A network fork is a fork occurring in the network. Here, the network is divided in two and this can happen even without any change in the rules of consensus .
A fork of consensus is a change in consensus rules. There are two types of consensus fork:
- The soft fork where the rules have become more restrictive and therefore the clients who follow the old rules can always follow the new rules.
- The hard fork where the rules have become less strict . Thus, customers who follow the old rules will consider the new rules invalid in certain circumstances.
Why is a new currency created when the forks occur?
As the currencies are no longer interchangeable, you can not continue to use the same currency. Inevitably, prices will diverge because currencies will behave differently . There are therefore technical barriers - blockchain, rules, etc. - and economic barriers - the behavior of the currency, supply and demand - to the use of a single digital currency following a hard fork.When a hard fork occurs, the rules change , and the news is no longer compatible with the old ones . This is what characterizes the hard fork. Therefore, you can not switch from one network to another, the two networks become separate . They have forked and are now separate blockchains with separate rules.Does the Bitcoin network stop for reasons of maintenance or updating of the system?

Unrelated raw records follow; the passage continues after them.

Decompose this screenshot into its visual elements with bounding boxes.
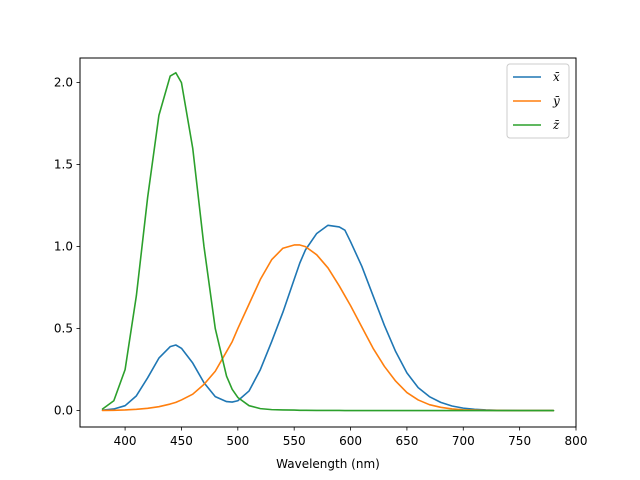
legend-label: z̄ — [552, 118, 560, 132]
y-tick-label: 2.0 — [54, 76, 73, 90]
x-axis-label: Wavelength (nm) — [276, 457, 380, 471]
x-tick-label: 600 — [339, 434, 362, 448]
y-tick-label: 0.0 — [54, 404, 73, 418]
x-tick-label: 450 — [170, 434, 193, 448]
series-layer — [101, 71, 555, 412]
x-tick-label: 500 — [226, 434, 249, 448]
x-tick-label: 800 — [565, 434, 588, 448]
x-tick-label: 700 — [452, 434, 475, 448]
series-line-3 — [101, 71, 555, 412]
y-tick-label: 1.0 — [54, 240, 73, 254]
legend-label: ȳ — [552, 94, 560, 108]
y-axis: 0.0 0.5 1.0 1.5 2.0 — [54, 76, 80, 418]
series-line-1 — [101, 224, 555, 412]
legend: x̄ ȳ z̄ — [506, 63, 570, 139]
x-tick-label: 750 — [508, 434, 531, 448]
axes-frame — [79, 57, 577, 428]
legend-label: x̄ — [553, 70, 560, 84]
x-tick-label: 550 — [283, 434, 306, 448]
x-tick-label: 650 — [395, 434, 418, 448]
y-tick-label: 1.5 — [54, 158, 73, 172]
x-axis: 400 450 500 550 600 650 700 750 800 — [114, 427, 588, 448]
y-tick-label: 0.5 — [54, 322, 73, 336]
x-tick-label: 400 — [114, 434, 137, 448]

No, unlike the banking system, Bitcoin is in service 24 hours a day, seven days a week, 365 days a year.According to Bitcoinuptime.com , the Bitcoin network has been running for 99.992% of the time since January 3, 2009 . According to Andreas Antonopoulos , the missing thousandth of a percent is due to a fork that caused a bug in 2013 . This fork did not even stop the system, but delayed it by 25 blocks .
The impressive availability of the Bitcoin network is one of the cornerstones of the effectiveness of the currency . When we combine this uninterrupted availability with the ever increasing security of the network, we arrive at the almost flawless system that is Bitcoin.
How does the community come to consensus during a soft fork, since people vote via their processor? Does not this method give all power to minors?
At first sight, it seems that minors concentrate all decision-making power . However, the miners have costs, and to cover them, they must be able to sell mined cryptocurrency. To do this, they need exchanges, wallets and merchants . In fact, for these wallets and exchanges to work, it is necessary for users to make transactions with the minted currency .
Therefore, if the miners introduce a change that is not followed by the rest of the Bitcoin economy , they create a new blockchain , but will be unable to sell the crypto-currency from this blockchain.
Indeed, exchange platforms would not support it and users would not want it . Moreover, a massive departure of miners from one cryptocurrency to another would create a vacuum that the miners of other blockchains would hasten to fill. Certainly, the absence of competition would induce greater rewards for the miners and therefore better profits. Miners having "forked" would be quickly replaced by others, seizing the opportunity thus created.